En escasísimas semanas, España, Europa y la comunidad política y económica internacionales han podido confirmar que la fumarola separatista catalana guardaba en su barriga un auténtico volcán, y ahora esperan que el gobierno de España lo sofoque cuanto antes. Pero, ¿podrá? Porque su gestión del 1-O no alberga grandes esperanzas y la gran presión política, económica y aún mediática que imprime en los últimos días no indica que los amotinados se estén arrugando, sino todo lo contrario: se advierte un aceramiento de sus posiciones y su cerebro estratégico, despliegue logístico y de propaganda continúan actuando de manera eficacísima.

El nuevo escenario que supone la intervención por el Estado de la autonomía catalana produce en el Gobierno un vértigo desconocido, algo así como si se adentra en la mar océana con cartas náuticas no confirmadas y con todas las dudas sobre los materiales precisos con los que han de pertrecharse para una intervención convincente y eficaz.

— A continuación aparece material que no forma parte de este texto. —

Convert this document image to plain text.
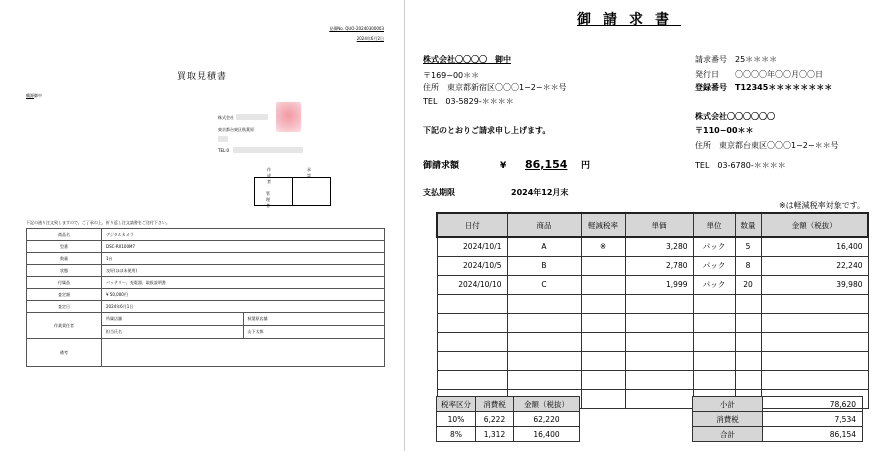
見積No. QUO-20240300003
2024年6月2日
買取見積書
鶴源御中
株式会社
東京都台東区秋葉原
TEL:0
作成者
承認
管理者
下記の通り注文致しますので、ご了承の上、折り返し注文請書をご送付下さい。
商品名	デジタルカメラ	
型番	DSC-RX100M7	
数量	1台	
状態	良好(ほぼ未使用)	
付属品	バッテリー、充電器、取扱説明書	
査定額	¥ 50,000円	
査定日	2024年6月1日	
作業責任者	所属店舗	秋葉原店舗
	担当氏名	山下太郎
備考		
御請求書
株式会社〇〇〇〇　御中
〒169−00＊＊
住所　東京都新宿区〇〇〇1−2−＊＊号
TEL　03-5829-＊＊＊＊
請求番号　25＊＊＊＊
発行日　　〇〇〇〇年〇〇月〇〇日
登録番号　T12345＊＊＊＊＊＊＊＊
株式会社〇〇〇〇〇〇
〒110−00＊＊
住所　東京都台東区〇〇〇1−2−＊＊号
TEL　03-6780-＊＊＊＊
下記のとおりご請求申し上げます。
御請求額	¥ 86,154 円
支払期限	2024年12月末
※は軽減税率対象です。
日付	商品	軽減税率	単価	単位	数量	金額（税抜）
2024/10/1	A	※	3,280	パック	5	16,400
2024/10/5	B		2,780	パック	8	22,240
2024/10/10	C		1,999	パック	20	39,980

税率区分	消費税	金額（税抜）
10%	6,222	62,220
8%	1,312	16,400
小計	78,620
消費税	7,534
合計	86,154
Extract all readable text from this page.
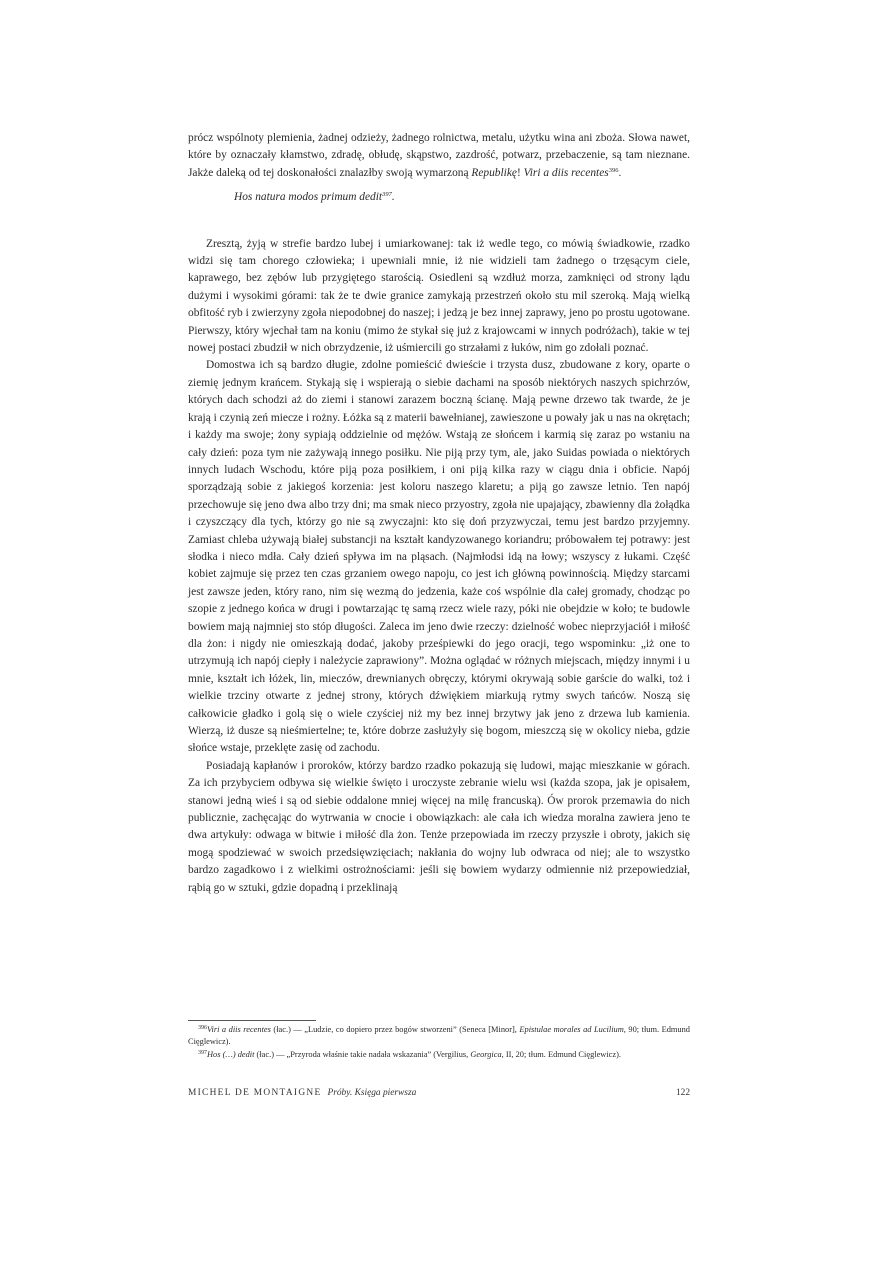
prócz wspólnoty plemienia, żadnej odzieży, żadnego rolnictwa, metalu, użytku wina ani zboża. Słowa nawet, które by oznaczały kłamstwo, zdradę, obłudę, skąpstwo, zazdrość, potwarz, przebaczenie, są tam nieznane. Jakże daleką od tej doskonałości znalazłby swoją wymarzoną Republikę! Viri a diis recentes$^{396}$.

Hos natura modos primum dedit$^{397}$.

Zresztą, żyją w strefie bardzo lubej i umiarkowanej: tak iż wedle tego, co mówią świadkowie, rzadko widzi się tam chorego człowieka; i upewniali mnie, iż nie widzieli tam żadnego o trzęsącym ciele, kaprawego, bez zębów lub przygiętego starością. Osiedleni są wzdłuż morza, zamknięci od strony lądu dużymi i wysokimi górami: tak że te dwie granice zamykają przestrzeń około stu mil szeroką. Mają wielką obfitość ryb i zwierzyny zgoła niepodobnej do naszej; i jedzą je bez innej zaprawy, jeno po prostu ugotowane. Pierwszy, który wjechał tam na koniu (mimo że stykał się już z krajowcami w innych podróżach), takie w tej nowej postaci zbudził w nich obrzydzenie, iż uśmiercili go strzałami z łuków, nim go zdołali poznać.

Domostwa ich są bardzo długie, zdolne pomieścić dwieście i trzysta dusz, zbudowane z kory, oparte o ziemię jednym krańcem. Stykają się i wspierają o siebie dachami na sposób niektórych naszych spichrzów, których dach schodzi aż do ziemi i stanowi zarazem boczną ścianę. Mają pewne drzewo tak twarde, że je krają i czynią zeń miecze i rożny. Łóżka są z materii bawełnianej, zawieszone u powały jak u nas na okrętach; i każdy ma swoje; żony sypiają oddzielnie od mężów. Wstają ze słońcem i karmią się zaraz po wstaniu na cały dzień: poza tym nie zażywają innego posiłku. Nie piją przy tym, ale, jako Suidas powiada o niektórych innych ludach Wschodu, które piją poza posiłkiem, i oni piją kilka razy w ciągu dnia i obficie. Napój sporządzają sobie z jakiegoś korzenia: jest koloru naszego klaretu; a piją go zawsze letnio. Ten napój przechowuje się jeno dwa albo trzy dni; ma smak nieco przyostry, zgoła nie upajający, zbawienny dla żołądka i czyszczący dla tych, którzy go nie są zwyczajni: kto się doń przyzwyczai, temu jest bardzo przyjemny. Zamiast chleba używają białej substancji na kształt kandyzowanego koriandru; próbowałem tej potrawy: jest słodka i nieco mdła. Cały dzień spływa im na pląsach. (Najmłodsi idą na łowy; wszyscy z łukami. Część kobiet zajmuje się przez ten czas grzaniem owego napoju, co jest ich główną powinnością. Między starcami jest zawsze jeden, który rano, nim się wezmą do jedzenia, każe coś wspólnie dla całej gromady, chodząc po szopie z jednego końca w drugi i powtarzając tę samą rzecz wiele razy, póki nie obejdzie w koło; te budowle bowiem mają najmniej sto stóp długości. Zaleca im jeno dwie rzeczy: dzielność wobec nieprzyjaciół i miłość dla żon: i nigdy nie omieszkają dodać, jakoby prześpiewki do jego oracji, tego wspominku: „iż one to utrzymują ich napój ciepły i należycie zaprawiony”. Można oglądać w różnych miejscach, między innymi i u mnie, kształt ich łóżek, lin, mieczów, drewnianych obręczy, którymi okrywają sobie garście do walki, toż i wielkie trzciny otwarte z jednej strony, których dźwiękiem miarkują rytmy swych tańców. Noszą się całkowicie gładko i golą się o wiele czyściej niż my bez innej brzytwy jak jeno z drzewa lub kamienia. Wierzą, iż dusze są nieśmiertelne; te, które dobrze zasłużyły się bogom, mieszczą się w okolicy nieba, gdzie słońce wstaje, przeklęte zasię od zachodu.

Posiadają kapłanów i proroków, którzy bardzo rzadko pokazują się ludowi, mając mieszkanie w górach. Za ich przybyciem odbywa się wielkie święto i uroczyste zebranie wielu wsi (każda szopa, jak je opisałem, stanowi jedną wieś i są od siebie oddalone mniej więcej na milę francuską). Ów prorok przemawia do nich publicznie, zachęcając do wytrwania w cnocie i obowiązkach: ale cała ich wiedza moralna zawiera jeno te dwa artykuły: odwaga w bitwie i miłość dla żon. Tenże przepowiada im rzeczy przyszłe i obroty, jakich się mogą spodziewać w swoich przedsięwzięciach; nakłania do wojny lub odwraca od niej; ale to wszystko bardzo zagadkowo i z wielkimi ostrożnościami: jeśli się bowiem wydarzy odmiennie niż przepowiedział, rąbią go w sztuki, gdzie dopadną i przeklinają

$^{396}$Viri a diis recentes (łac.) — „Ludzie, co dopiero przez bogów stworzeni” (Seneca [Minor], Epistulae morales ad Lucilium, 90; tłum. Edmund Cięglewicz).

$^{397}$Hos (…) dedit (łac.) — „Przyroda właśnie takie nadała wskazania” (Vergilius, Georgica, II, 20; tłum. Edmund Cięglewicz).

MICHEL DE MONTAIGNE Próby. Księga pierwsza	122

Esas dudas lógicas son interpretadas en Barcelona como una bendita indecisión.

Madrid duda entre una intervención decidida y seca que, apoyada en disposiciones legales determinantes, intervenga a los mossos de escuadra y los órganos de gobierno claves de la comunidad autónoma: Presidencia, Hacienda, Comunicaciones…, y una intervención más medida que produzca menores impactos públicos. Aunque quizás, a la postre, pudiera ser Bruselas la que inspire el ritmo e intensidad de la actuación de Madrid, y también los efectos de una economía catalana que se degrada por días (y también el resto de España) anime a un Gobierno más audaz.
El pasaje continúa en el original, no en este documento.